Pour avoir été la seule organisation des droits de l’Homme autorisée à lui rendre visite dans le quartier de haute sécurité de la prison du Camp pénal où il était détenu, à l’écart de tous les autres, Seydi Gassama ne décolère pas à l’égard de cette sévérité, qu’il juge excessive, des autorités sénégalaises.

«Guy Marius Sagna est resté 90 jours derrière les barreaux dans une prison de haute sécurité. Il a été traité comme un dangereux criminel pour avoir simplement exercé son droit à la liberté de réunion pacifique. Il a été incarcéré, de surcroît,  sur la base d’un arrêté liberticide remontant à 2011, l’arrêté Ousmane Ngom, que Macky Sall a maintenu», s’est-il insurgé au micro de Sputnik France.

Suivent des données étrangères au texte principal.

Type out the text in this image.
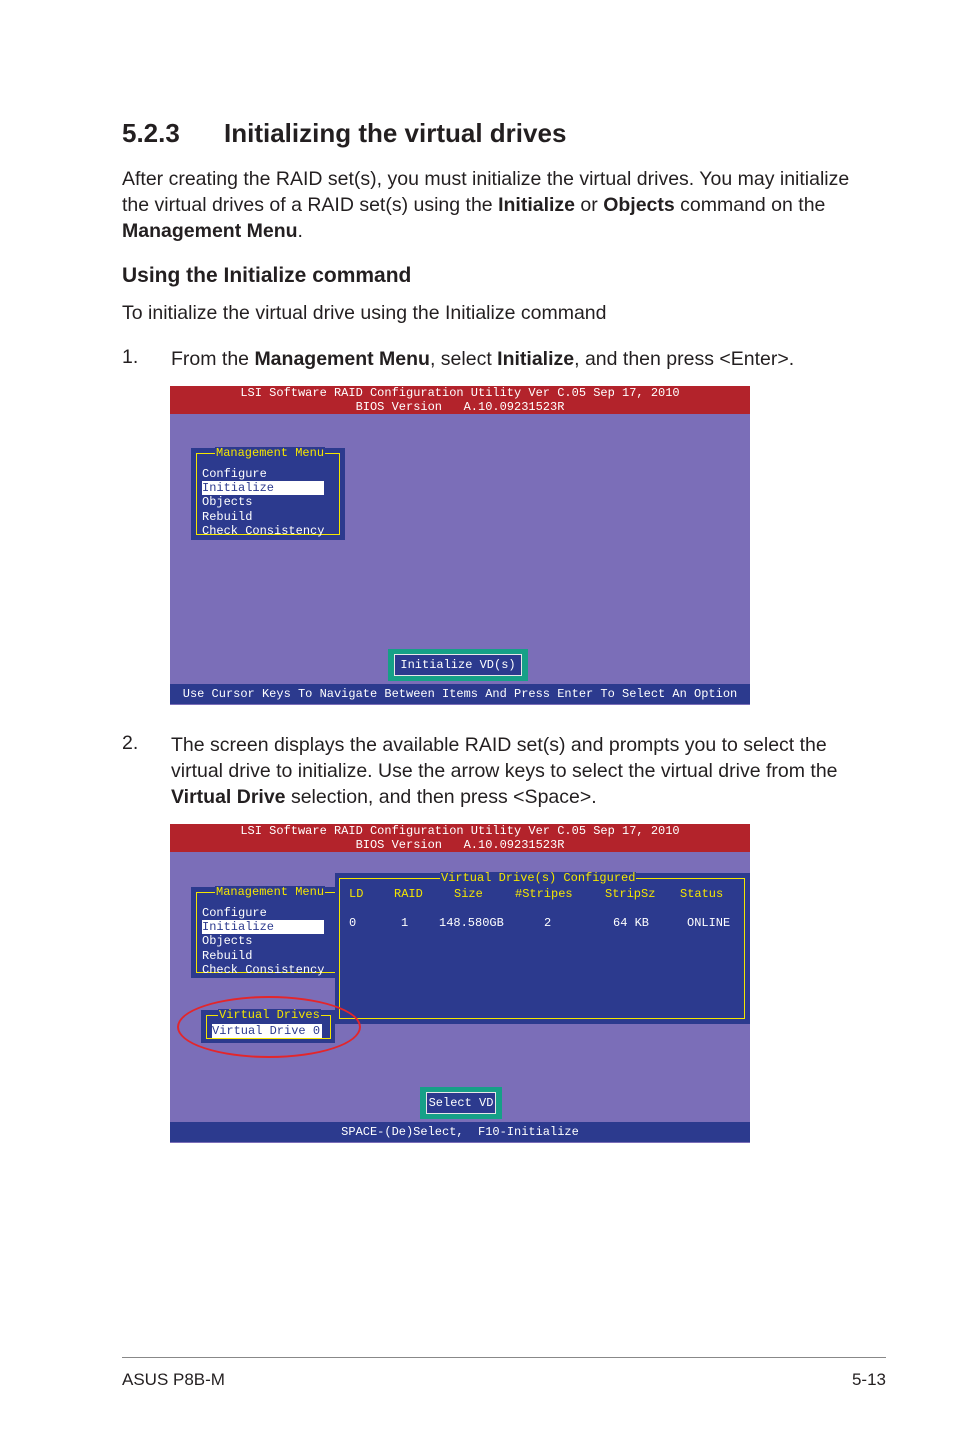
5.2.3 Initializing the virtual drives
After creating the RAID set(s), you must initialize the virtual drives. You may initialize the virtual drives of a RAID set(s) using the Initialize or Objects command on the Management Menu.
Using the Initialize command
To initialize the virtual drive using the Initialize command
1. From the Management Menu, select Initialize, and then press <Enter>.
LSI Software RAID Configuration Utility Ver C.05 Sep 17, 2010
BIOS Version   A.10.09231523R
Management Menu
Configure
Initialize
Objects
Rebuild
Check Consistency
Initialize VD(s)
Use Cursor Keys To Navigate Between Items And Press Enter To Select An Option
2. The screen displays the available RAID set(s) and prompts you to select the virtual drive to initialize. Use the arrow keys to select the virtual drive from the Virtual Drive selection, and then press <Space>.
LSI Software RAID Configuration Utility Ver C.05 Sep 17, 2010
BIOS Version   A.10.09231523R
Management Menu
Configure
Initialize
Objects
Rebuild
Check Consistency
Virtual Drive(s) Configured
LD	RAID	Size	#Stripes	StripSz Status
0	1	148.580GB	2	64 KB	ONLINE
Virtual Drives
Virtual Drive 0
Select VD
SPACE-(De)Select,  F10-Initialize
ASUS P8B-M	5-13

Le combat de Guy Marius Sagna

Habitué des diverses formes de protestation contre «l’impérialisme et la mauvaise gouvernance politique et économique» pour lesquelles il a souvent été inquiété ces dernières années, Guy Marius Sagan venait d’être propulsé à la tête de son mouvement, le Front pour une Révolution anti-impérialiste populaire et panafricaine (FRAPP), en tant que son coordonnateur, à la veille de son arrestation, le 29 novembre 2019. Il avait été interpellé avec huit autres personnes devant les grilles du palais présidentiel alors qu’il participait à une manifestation pacifique dans le centre-ville de Dakar pour protester contre l’augmentation des tarifs d’électricité.

Inculpés de «participation à un rassemblement non autorisé», puisque la manifestation tombait sous le coup du fameux arrêté Ousmane Ngom de 2011, les huit autres militants du FRAPP avaient fini par être remis en liberté sous caution entre le 4 décembre 2019 et le 21 janvier 2020. Mais, lui, après avoir été inculpé pour «provocation à un attroupement non autorisé» et «rébellion», s’est vu refusé à trois reprises les demandes de libération sous caution présentées par son avocat.

«En le traitant de façon aussi draconienne, les autorités sénégalaises ont voulu porter atteinte à son moral. Mais la vraie raison de l’arrestation et de la détention de Guy Marius Sagna, c’est son combat au sein du FRAPP pour la transparence dans les ressources naturelles et les contrats pétroliers qui inquiète le pouvoir, surtout après le documentaire de la BBC», estime pour sa part Seydi Gassama.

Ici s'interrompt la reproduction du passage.